Honey is easily fermented, and there is evidence that the ancient Chinese were making a mixed fruit, rice and honey alcoholic beverage as early as 7000 BC. The Egyptians may have been the first to domesticate bees. A scene in the sun temple of Pharaoh Nyuserre Ini, built around 2400 B.C., depicts beekeepers blowing smoke into hives as they collect honey. They loved the taste, of course, but honey also played a fundamental role in Egyptian culture. It was used in religious rituals, as a preservative (for embalming) and, because of its anti-bacterial properties, as an ingredient in hundreds of concoctions from contraceptives to gastrointestinal medicines and salves for wounds.
The oldest known written reference to honey comes from a 4,000-year-old recipe for a skin ointment, noted on a cuneiform clay tablet found among the ruins of Nippur in the Iraqi desert.
The ancient Greeks judged honey like fine wine, rating its qualities by bouquet and region. The thyme-covered slopes of Mount Hymettus, near Athens, were thought to produce the best varieties, prompting sometimes violent competition between beekeepers. The Greeks also appreciated its preservative properties. In 323 B.C., the body of Alexander the Great was allegedly transported in a vat of honey to prevent it from spoiling.
Honey’s many uses were also recognized in medieval Europe.

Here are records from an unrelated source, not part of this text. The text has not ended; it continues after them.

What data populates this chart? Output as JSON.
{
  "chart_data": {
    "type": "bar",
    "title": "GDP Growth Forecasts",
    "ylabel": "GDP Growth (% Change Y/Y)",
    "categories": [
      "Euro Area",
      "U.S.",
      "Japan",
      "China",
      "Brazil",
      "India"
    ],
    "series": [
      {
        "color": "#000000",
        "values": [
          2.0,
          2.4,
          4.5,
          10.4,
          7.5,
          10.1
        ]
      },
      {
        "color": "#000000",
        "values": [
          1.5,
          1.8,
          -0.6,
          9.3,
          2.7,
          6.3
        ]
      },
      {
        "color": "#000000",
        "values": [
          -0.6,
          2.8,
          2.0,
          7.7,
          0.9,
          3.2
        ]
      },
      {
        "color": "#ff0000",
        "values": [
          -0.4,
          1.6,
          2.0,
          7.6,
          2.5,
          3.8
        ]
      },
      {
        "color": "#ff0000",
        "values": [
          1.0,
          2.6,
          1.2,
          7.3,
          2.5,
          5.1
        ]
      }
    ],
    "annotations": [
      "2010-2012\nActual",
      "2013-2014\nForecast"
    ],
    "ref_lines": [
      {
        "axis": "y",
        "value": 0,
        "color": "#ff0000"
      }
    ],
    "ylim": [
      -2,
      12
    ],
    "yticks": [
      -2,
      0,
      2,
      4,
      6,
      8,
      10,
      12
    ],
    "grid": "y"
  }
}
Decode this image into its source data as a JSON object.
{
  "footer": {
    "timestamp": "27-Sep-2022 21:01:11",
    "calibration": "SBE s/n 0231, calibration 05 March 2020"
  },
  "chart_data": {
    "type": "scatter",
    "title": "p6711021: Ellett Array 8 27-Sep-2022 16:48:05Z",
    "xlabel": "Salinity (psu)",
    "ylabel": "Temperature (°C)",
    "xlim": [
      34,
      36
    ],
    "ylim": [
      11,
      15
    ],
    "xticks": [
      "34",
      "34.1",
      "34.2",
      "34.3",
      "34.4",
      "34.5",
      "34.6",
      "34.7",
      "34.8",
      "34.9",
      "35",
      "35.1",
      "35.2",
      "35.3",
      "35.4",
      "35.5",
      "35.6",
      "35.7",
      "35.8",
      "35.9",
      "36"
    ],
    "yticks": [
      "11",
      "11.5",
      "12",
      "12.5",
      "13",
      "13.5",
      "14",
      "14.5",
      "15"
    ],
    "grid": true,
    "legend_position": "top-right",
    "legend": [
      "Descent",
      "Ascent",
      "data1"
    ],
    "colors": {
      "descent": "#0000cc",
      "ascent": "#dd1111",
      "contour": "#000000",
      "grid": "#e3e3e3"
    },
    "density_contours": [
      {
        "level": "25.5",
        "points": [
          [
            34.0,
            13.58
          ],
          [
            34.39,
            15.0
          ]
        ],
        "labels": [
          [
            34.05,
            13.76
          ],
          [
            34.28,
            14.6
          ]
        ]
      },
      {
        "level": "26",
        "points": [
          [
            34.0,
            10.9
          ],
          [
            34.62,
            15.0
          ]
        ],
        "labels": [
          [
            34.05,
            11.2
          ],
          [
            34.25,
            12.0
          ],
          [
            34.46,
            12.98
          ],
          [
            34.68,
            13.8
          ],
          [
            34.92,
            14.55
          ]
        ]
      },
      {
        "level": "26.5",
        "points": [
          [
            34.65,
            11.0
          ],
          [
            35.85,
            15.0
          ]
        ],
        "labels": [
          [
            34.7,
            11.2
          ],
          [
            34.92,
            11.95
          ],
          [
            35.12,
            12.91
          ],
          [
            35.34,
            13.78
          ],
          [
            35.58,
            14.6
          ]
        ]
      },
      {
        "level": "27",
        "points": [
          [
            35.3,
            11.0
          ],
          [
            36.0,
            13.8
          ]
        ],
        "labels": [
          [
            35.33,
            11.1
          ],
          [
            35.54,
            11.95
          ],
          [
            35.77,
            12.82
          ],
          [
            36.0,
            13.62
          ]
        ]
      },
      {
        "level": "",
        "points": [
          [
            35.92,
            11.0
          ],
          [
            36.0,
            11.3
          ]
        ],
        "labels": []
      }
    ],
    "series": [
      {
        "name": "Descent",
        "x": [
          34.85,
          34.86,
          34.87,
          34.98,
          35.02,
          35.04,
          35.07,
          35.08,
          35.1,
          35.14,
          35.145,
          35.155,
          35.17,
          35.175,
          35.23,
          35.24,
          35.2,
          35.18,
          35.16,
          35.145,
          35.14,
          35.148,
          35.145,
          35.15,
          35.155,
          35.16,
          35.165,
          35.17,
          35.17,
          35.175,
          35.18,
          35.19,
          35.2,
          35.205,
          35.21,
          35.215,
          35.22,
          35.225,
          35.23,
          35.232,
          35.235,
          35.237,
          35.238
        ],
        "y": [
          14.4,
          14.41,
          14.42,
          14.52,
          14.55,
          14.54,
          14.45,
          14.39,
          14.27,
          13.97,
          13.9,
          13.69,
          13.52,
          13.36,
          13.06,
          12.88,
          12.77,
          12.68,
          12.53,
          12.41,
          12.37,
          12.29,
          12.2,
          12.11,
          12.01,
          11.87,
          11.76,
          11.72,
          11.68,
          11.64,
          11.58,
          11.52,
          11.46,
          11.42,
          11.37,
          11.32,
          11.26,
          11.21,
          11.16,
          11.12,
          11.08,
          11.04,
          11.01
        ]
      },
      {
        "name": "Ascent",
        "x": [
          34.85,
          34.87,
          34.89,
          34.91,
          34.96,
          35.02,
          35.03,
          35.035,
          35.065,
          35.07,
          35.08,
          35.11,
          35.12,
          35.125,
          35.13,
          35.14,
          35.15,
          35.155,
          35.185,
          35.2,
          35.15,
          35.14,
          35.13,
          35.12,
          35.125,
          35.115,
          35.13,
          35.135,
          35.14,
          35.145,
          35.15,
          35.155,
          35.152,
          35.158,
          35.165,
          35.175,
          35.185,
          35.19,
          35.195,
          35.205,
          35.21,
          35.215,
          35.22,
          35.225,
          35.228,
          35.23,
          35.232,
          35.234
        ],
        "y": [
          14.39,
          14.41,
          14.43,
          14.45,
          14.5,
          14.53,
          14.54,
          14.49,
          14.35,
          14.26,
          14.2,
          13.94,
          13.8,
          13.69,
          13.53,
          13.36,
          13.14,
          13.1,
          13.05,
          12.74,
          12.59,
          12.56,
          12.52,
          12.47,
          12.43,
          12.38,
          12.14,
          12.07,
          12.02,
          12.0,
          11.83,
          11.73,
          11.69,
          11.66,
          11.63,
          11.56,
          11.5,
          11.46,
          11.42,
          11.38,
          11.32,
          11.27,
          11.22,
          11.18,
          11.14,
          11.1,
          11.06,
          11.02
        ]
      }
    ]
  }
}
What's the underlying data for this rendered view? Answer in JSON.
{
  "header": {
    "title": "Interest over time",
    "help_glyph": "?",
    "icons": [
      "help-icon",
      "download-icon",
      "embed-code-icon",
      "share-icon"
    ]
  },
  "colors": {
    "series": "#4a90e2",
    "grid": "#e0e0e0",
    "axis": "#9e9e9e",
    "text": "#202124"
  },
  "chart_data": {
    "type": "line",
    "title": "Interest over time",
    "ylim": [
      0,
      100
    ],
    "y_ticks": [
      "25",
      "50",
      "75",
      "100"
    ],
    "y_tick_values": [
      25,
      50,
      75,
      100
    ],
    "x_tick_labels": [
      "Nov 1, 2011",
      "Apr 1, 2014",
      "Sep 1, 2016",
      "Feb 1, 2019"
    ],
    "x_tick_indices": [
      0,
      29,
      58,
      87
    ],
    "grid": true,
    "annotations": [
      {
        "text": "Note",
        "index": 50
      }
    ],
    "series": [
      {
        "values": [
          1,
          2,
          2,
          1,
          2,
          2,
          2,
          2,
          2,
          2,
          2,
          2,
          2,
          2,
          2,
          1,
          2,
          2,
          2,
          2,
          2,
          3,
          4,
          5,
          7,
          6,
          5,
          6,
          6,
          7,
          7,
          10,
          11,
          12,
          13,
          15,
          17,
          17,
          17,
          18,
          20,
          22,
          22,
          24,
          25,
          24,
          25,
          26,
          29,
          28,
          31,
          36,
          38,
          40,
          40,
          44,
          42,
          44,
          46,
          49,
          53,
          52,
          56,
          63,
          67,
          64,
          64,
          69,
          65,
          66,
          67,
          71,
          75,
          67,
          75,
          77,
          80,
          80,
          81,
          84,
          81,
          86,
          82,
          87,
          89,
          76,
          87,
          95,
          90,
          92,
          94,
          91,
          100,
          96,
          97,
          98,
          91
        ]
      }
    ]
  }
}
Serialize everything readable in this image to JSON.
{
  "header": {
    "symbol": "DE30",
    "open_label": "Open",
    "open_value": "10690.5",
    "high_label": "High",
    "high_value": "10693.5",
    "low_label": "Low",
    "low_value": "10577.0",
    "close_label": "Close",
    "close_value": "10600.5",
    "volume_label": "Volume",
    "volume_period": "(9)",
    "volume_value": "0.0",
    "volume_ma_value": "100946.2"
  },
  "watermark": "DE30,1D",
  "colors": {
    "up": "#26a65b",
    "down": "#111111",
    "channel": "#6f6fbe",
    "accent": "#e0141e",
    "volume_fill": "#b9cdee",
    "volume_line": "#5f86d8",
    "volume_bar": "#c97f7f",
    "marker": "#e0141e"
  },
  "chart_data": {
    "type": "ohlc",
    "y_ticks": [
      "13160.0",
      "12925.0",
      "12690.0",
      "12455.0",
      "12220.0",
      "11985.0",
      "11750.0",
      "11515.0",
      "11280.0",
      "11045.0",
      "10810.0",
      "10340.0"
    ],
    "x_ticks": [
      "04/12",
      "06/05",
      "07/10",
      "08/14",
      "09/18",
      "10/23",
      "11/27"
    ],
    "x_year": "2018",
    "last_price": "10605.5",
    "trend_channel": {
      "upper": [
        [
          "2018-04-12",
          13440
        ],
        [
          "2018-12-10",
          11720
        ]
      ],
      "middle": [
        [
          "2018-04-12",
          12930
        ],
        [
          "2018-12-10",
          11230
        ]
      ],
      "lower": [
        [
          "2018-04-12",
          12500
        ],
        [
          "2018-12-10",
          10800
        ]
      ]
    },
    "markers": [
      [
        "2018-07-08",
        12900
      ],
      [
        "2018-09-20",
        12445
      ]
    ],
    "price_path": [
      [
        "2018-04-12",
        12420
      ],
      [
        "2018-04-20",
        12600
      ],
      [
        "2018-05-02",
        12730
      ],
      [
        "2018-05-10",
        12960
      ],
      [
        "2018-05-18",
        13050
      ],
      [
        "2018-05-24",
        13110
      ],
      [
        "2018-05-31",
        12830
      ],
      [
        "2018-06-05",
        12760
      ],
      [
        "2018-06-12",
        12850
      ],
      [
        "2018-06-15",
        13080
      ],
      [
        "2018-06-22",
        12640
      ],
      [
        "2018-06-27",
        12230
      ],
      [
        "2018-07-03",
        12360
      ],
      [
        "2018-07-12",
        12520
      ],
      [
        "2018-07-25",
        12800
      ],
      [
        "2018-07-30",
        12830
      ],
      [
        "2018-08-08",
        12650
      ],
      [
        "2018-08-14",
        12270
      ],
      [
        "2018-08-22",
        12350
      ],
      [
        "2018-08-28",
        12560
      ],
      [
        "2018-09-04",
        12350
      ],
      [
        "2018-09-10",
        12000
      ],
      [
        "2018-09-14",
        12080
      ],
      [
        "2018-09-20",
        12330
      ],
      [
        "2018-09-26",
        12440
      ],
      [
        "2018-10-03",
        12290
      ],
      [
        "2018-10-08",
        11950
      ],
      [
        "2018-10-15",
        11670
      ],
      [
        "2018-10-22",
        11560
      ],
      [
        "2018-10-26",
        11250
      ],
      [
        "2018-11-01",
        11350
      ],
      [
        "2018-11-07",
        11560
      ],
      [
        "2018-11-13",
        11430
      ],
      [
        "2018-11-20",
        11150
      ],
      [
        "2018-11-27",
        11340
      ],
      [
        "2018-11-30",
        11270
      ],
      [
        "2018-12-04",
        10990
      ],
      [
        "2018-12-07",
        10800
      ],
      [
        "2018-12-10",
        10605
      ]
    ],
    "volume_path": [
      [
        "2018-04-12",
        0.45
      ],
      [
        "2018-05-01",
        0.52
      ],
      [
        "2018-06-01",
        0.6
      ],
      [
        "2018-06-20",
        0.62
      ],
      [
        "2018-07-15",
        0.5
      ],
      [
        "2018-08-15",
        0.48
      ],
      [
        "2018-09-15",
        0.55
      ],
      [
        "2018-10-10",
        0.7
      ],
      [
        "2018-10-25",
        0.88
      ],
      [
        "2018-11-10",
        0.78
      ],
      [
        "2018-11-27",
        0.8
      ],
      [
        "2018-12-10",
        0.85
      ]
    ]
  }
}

In fact, in 1403 honey helped to save the life of 16 year-old Prince Henry, the future King Henry V of England. During the battle of Shrewsbury, an arrowhead became embedded in his cheekbone. The extraction process was long and painful, resulting in a gaping hole. Knowing the dangers of an open wound, the royal surgeon John Bradmore treated the cavity with a honey mixture that kept it safe from dirt and bacteria.
Despite Bradmore’s success, honey was relegated to folk remedy status until World War I. Then medical shortages encouraged Russian doctors to use honey in wound treatments. Honey was soon after upstaged by the discovery of penicillin in 1928, but today its time has come.
A 2021 study in the medical journal BMJ found honey to be a cheap and effective treatment for the symptoms of upper respiratory tract infections. Scientists are exploring its potential uses in fighting cancer, diabetes, asthma and cardiovascular disease.
To save ourselves, however, first we must save the bees.